今回は、地元のアスパラガスと自家製アンチョビで作った、バーニャ・カウダのお話。
アスパラガスは鮮度が命です。時間が経つにつれて、穂先がゆるくなり、せっかくの水分が失われ、筋が固くなっていきます。1年間に及んだ100マイル地元食のチャレンジ最終日に食べるラストディナーまではまだ数日あります。
それまでなんとか美味しいままでいてくれ、と願ってはみるものの、今一番美味しいタイミングでも食べてみたくなりました。つまりはつまみ食いです。どうやってつまみ食いしようかな。見つけたのは冷蔵庫の片隅でじっと待っている自家製のアンチョビでした。
この2つの食材を組み合わせれば、とびきり美味しいバーニャ・カウダができるかもしれない。この聞いたことはあるけれど、詳しくはわからない代表のような料理は、イタリア語で熱々のソースという意味の北イタリアの郷土料理です。
まずは、バーニャ・カウダの魂とも言えるソースを作ります。余市町の新岡鮮魚店で箱買いした地元のマイワシと岩内町の星の塩で作ったアンチョビが、味の決め手です。
アンチョビ、ニンニク、米油と白ワイン、コクを出すための和寒町のペポナッツペースト、爽やかさをプラスする大葉を、滑らかになるまでミキサーにかけます。

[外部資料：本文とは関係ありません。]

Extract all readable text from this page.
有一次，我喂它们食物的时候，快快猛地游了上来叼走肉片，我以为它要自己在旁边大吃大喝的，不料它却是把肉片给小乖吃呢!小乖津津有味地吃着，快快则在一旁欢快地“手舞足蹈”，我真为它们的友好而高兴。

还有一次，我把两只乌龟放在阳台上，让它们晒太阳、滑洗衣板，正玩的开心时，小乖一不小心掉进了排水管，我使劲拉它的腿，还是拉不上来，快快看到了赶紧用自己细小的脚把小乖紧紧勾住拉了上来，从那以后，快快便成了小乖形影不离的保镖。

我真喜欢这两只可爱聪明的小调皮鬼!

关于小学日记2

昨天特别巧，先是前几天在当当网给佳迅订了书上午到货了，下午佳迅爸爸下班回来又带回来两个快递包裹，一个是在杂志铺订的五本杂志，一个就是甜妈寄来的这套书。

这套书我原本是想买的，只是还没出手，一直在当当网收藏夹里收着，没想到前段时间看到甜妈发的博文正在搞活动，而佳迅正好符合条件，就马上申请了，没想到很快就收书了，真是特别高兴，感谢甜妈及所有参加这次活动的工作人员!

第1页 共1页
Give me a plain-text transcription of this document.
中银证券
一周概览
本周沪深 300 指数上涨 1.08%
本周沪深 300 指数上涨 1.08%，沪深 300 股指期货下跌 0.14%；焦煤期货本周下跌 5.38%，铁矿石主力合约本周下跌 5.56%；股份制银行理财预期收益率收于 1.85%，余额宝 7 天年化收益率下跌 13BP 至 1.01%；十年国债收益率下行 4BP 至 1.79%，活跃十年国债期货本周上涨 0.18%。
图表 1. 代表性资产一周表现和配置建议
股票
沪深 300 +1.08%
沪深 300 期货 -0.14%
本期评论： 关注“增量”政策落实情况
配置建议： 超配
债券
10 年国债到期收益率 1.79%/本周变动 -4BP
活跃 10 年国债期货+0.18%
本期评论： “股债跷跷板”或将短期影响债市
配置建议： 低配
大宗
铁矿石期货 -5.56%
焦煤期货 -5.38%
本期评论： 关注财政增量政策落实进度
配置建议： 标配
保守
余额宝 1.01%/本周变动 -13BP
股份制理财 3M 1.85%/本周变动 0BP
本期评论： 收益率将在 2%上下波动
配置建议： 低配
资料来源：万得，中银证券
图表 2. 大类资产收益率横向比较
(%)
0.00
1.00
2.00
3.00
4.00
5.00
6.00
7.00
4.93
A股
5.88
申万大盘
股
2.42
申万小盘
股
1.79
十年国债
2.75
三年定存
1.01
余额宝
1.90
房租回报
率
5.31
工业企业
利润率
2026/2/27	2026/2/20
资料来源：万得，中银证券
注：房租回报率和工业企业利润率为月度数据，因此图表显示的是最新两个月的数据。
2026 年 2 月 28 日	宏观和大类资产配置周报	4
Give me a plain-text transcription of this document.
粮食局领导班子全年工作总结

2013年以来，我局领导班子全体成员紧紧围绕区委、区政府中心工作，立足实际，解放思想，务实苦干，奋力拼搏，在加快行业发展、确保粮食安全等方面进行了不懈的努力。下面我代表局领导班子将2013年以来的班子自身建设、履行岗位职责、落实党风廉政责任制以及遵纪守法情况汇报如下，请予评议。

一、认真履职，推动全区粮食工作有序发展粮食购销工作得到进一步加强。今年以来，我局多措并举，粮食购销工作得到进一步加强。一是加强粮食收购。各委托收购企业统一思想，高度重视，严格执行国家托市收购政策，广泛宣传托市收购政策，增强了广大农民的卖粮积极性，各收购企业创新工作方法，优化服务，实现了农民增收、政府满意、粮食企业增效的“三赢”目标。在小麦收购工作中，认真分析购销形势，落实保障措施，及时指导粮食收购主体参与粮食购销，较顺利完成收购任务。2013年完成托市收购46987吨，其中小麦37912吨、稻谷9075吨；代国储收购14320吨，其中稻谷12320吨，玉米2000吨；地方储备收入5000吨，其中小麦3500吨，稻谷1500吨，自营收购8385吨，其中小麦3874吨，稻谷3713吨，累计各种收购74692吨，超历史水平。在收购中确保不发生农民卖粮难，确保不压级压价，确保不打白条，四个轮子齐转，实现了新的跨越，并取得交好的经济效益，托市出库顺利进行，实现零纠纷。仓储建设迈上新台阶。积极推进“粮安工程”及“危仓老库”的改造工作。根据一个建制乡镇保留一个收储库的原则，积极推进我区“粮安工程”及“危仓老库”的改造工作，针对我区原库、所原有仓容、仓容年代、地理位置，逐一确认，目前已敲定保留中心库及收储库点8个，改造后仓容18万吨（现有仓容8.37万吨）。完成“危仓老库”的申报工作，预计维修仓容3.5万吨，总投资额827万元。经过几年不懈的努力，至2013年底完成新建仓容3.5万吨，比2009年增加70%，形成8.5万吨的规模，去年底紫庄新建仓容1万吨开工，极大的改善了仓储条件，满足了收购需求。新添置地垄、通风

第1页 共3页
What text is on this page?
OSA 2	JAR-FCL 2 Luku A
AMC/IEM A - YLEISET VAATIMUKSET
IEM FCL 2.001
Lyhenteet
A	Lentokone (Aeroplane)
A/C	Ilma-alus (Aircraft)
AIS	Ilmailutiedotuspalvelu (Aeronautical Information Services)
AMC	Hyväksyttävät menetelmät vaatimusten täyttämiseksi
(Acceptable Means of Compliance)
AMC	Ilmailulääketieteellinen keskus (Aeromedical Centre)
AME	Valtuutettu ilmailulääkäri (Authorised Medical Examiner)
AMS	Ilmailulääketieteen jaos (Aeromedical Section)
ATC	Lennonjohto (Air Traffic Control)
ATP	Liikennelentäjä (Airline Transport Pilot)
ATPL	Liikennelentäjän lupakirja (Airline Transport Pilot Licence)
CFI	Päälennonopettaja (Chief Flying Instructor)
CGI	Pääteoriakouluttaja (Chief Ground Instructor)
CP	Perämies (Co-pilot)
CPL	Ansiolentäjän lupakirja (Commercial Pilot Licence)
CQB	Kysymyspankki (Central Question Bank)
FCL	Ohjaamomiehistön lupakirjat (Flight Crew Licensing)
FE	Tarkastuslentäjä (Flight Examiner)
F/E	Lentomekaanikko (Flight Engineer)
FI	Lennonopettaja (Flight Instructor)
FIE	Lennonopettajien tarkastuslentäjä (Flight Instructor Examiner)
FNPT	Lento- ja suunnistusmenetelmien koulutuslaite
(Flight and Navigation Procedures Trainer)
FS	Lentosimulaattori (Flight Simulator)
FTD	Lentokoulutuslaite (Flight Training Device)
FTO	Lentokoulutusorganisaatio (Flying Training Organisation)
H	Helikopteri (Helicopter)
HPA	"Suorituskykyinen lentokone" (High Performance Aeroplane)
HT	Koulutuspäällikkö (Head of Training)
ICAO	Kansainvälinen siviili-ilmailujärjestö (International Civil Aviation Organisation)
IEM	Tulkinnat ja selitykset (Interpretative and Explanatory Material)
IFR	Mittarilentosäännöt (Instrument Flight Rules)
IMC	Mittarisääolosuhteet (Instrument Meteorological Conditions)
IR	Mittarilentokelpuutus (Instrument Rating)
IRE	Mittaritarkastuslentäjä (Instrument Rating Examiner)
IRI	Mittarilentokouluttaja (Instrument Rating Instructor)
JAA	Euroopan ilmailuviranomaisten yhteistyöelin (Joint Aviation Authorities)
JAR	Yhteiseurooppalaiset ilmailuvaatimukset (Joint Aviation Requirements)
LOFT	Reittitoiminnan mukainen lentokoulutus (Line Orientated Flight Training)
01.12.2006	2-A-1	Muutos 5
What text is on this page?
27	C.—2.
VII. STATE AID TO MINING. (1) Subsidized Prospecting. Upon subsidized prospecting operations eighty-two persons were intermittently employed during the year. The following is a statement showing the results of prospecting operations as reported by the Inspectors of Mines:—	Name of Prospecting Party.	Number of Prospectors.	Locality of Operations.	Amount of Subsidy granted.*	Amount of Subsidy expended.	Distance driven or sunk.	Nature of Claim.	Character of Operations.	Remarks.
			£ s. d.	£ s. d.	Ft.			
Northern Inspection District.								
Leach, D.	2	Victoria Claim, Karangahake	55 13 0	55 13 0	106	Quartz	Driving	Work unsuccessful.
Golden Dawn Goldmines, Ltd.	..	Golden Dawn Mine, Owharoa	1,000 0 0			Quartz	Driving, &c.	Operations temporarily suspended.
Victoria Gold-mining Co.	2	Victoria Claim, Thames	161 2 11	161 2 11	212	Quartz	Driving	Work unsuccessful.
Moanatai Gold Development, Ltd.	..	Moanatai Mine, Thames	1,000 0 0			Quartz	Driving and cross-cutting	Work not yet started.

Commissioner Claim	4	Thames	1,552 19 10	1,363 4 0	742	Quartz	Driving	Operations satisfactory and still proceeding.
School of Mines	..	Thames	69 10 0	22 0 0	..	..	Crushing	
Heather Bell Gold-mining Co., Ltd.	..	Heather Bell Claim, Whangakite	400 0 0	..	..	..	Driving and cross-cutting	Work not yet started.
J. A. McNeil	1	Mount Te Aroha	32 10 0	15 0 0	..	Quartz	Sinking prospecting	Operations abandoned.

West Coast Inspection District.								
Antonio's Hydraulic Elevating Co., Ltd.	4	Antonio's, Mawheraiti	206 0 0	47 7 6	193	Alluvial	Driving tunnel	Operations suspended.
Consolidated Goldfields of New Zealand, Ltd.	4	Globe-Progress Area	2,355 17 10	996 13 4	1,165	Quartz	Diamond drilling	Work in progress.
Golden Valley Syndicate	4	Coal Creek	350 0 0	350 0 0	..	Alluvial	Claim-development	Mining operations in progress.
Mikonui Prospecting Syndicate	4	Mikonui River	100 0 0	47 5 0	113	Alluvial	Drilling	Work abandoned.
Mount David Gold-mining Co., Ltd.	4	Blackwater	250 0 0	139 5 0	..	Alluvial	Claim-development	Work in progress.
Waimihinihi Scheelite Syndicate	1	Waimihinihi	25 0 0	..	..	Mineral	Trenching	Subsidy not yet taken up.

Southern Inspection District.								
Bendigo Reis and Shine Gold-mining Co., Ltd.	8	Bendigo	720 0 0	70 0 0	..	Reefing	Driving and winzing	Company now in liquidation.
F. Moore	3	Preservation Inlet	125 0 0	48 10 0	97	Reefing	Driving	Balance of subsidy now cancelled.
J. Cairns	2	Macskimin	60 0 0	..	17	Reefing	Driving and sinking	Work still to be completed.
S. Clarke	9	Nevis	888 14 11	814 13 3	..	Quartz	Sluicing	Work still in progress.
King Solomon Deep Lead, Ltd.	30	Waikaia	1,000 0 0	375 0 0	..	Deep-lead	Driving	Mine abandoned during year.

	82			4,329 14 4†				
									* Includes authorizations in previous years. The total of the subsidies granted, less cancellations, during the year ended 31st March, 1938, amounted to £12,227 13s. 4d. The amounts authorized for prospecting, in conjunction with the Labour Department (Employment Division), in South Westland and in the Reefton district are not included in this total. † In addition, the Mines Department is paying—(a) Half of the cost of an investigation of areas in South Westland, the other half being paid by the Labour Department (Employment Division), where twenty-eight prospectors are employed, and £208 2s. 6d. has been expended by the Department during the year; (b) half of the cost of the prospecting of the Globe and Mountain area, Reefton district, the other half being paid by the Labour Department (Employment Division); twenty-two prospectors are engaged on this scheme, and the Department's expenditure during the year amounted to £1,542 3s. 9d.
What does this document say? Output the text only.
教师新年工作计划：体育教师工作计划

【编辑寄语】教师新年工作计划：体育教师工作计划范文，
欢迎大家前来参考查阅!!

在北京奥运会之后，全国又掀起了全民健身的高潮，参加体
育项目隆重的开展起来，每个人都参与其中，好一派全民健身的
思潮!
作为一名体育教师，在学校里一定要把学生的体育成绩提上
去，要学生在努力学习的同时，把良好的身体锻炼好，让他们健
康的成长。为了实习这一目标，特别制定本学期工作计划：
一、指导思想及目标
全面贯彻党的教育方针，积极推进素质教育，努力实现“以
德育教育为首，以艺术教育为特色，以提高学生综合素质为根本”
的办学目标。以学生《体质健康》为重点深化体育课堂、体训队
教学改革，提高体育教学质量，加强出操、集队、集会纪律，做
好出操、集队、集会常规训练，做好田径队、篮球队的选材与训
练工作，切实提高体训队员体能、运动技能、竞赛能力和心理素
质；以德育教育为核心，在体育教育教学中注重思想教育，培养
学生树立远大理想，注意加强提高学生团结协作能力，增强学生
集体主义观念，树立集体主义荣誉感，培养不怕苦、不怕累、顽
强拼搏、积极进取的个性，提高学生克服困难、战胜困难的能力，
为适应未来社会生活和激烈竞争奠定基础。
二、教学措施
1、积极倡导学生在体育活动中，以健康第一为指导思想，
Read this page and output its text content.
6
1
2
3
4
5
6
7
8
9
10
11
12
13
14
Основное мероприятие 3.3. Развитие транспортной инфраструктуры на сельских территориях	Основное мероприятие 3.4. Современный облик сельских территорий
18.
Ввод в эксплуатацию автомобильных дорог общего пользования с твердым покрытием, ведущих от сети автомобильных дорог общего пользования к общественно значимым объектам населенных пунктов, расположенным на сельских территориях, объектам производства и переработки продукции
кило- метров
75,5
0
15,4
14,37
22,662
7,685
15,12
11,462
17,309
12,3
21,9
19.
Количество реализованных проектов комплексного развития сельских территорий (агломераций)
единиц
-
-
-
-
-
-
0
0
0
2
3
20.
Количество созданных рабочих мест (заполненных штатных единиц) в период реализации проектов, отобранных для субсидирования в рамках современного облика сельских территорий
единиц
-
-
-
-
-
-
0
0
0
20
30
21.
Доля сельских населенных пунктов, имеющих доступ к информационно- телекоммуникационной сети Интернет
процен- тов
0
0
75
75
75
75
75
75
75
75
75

キレイな緑色にするためにぷつぷつと泡が出るまで鍋で熱したら完成です。我が家のアンチョビは保存性を高めるために塩抜きしていない塩辛い本格派なので、これだけでも十分な味付けになるのです。
使う野菜は潔くアスパラだけにします。留寿都の「よしかわファーム」のグリーンアスパラガスと、同じ直売所で見つけたホワイトアスパラガスです。緑と白のコントラストがまぶしく光ります。
ピーラーで根元の固そうな部分だけ皮を剥いたら、アルミホイルで包んでガスコンロのグリルで蒸し焼きにします。アスパラの焼き加減は、仲が良い人同士でも好みが分かれるところです。
さっと焼いてフレッシュな歯応えを残したい人。ゆっくりじっくり焼いてトロける甘さを味わいたい人。私たち夫婦は運よく「さっと焼き派」でしたので、せっかくのアスパラで叩き合う喧嘩は避けることができました。
本場の北イタリアなら、食卓の上でもソースを火で温められる専用の器が必要ですが、ここは遠い北国の食卓。普通の器にソースを入れます。熱々のアスパラを気を付けて手で持ったら、ソースにディップして口に運びます。
アンチョビの海の香りが吹き抜けた後で、今度はアスパラが持つ清々しい高原の香りが広がります。熟成されたイワシの旨味は、アスパラの果汁の程よい甘みと渋みと一緒になって、複雑な味わいを生み出します。
さっとだけ火を通した穂先のサクサクホクホクした食感は、どこかジャガイモやお豆に近くて、初めて知ったアスパラの意外な美味しさです。これも新鮮なアスパラが買える地元の特権なのかもしれません。
今しか味わえない贅沢な一品、本番のディナーの前の幸せなつまみ食いです。いつか畑の中にテーブルを置いて、収穫したばかりのアスパラをアンチョビソースで食べてみたいな。しばし、そんな妄想を楽しむのでした。